Top-Down Stochastic Block Partitioning: Turning Graph Clustering Upside Down

Abstract

Stochastic block partitioning (SBP) is a statistical inference-based algorithm for clustering vertices within a graph. It has been shown to be statistically robust and highly accurate even on graphs with a complex structure, but its poor scalability limits its usability to smaller-sized graphs. In this manuscript we argue that one reason for its poor scalability is the agglomerative, or bottom-up, nature of SBP’s algorithmic design; the agglomerative computations cause high memory usage and create a large search space that slows down statistical inference, particularly in the algorithm’s initial iterations. To address this bottleneck, we propose Top-Down SBP, a novel algorithm that replaces the agglomerative (bottom-up) block merges in SBP with a block-splitting operation.

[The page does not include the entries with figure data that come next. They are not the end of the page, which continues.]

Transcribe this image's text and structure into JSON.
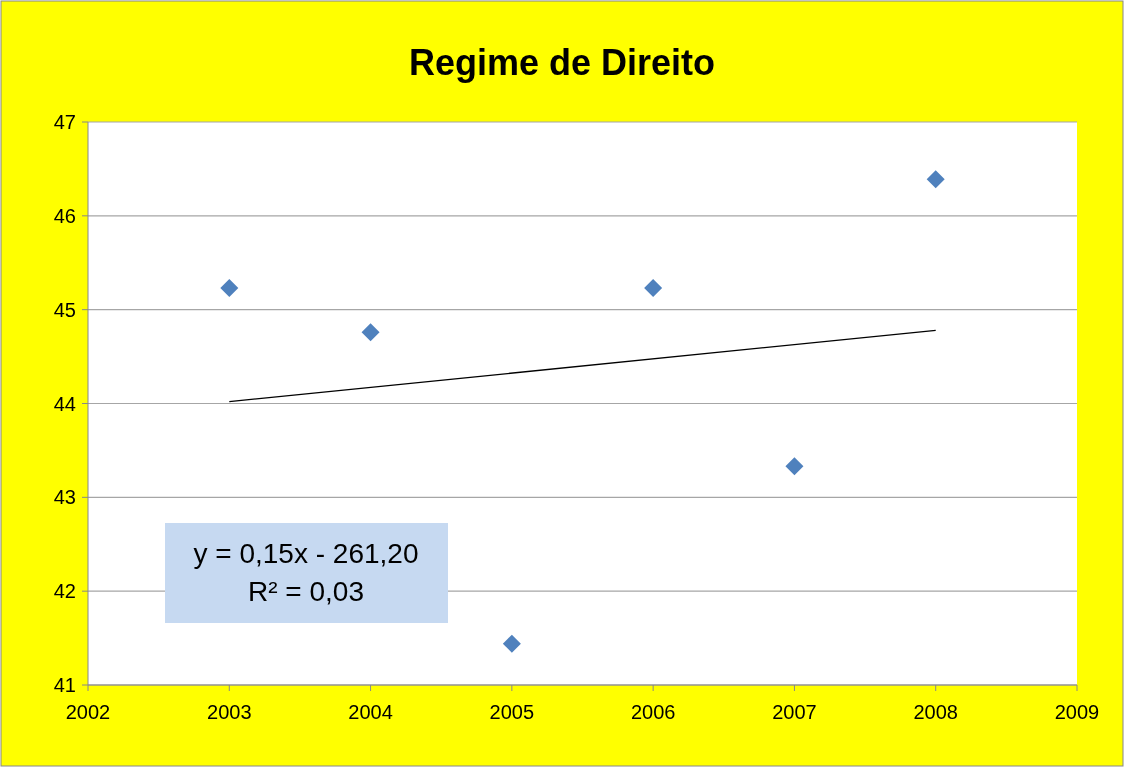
{
  "chart_data": {
    "type": "scatter",
    "title": "Regime de Direito",
    "x": [
      2003,
      2004,
      2005,
      2006,
      2007,
      2008
    ],
    "series": [
      {
        "color": "#4f81bd",
        "marker": "diamond",
        "values": [
          45.23,
          44.76,
          41.44,
          45.23,
          43.33,
          46.39
        ]
      },
      {
        "type": "line",
        "color": "#000000",
        "marker": "none",
        "line_style": "solid",
        "x": [
          2003,
          2008
        ],
        "values": [
          44.02,
          44.78
        ]
      }
    ],
    "xlim": [
      2002,
      2009
    ],
    "xticks": [
      2002,
      2003,
      2004,
      2005,
      2006,
      2007,
      2008,
      2009
    ],
    "ylim": [
      41,
      47
    ],
    "yticks": [
      41,
      42,
      43,
      44,
      45,
      46,
      47
    ],
    "grid": "y",
    "annotations": [
      "y = 0,15x - 261,20",
      "R² = 0,03"
    ]
  }
}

This enables the algorithm to start with all vertices in one cluster and subdivide them over time into smaller clusters. We show that Top-Down SBP is up to 7.7× faster than Bottom-Up SBP without sacrificing accuracy and can process larger graphs than Bottom-Up SBP on the same hardware due to an up to 4.1× decrease in memory usage. Additionally, we adapt existing methods for accelerating Bottom- Up SBP to the Top-Down approach, leading to up to 13.2× speedup over accelerated Bottom-Up SBP and up to 403× speedup over sequential Bottom-Up SBP on 64 compute nodes. Thus, Top-Down SBP represents substantial improvements to the scalability of SBP, enabling the analysis of larger datasets on the same hardware.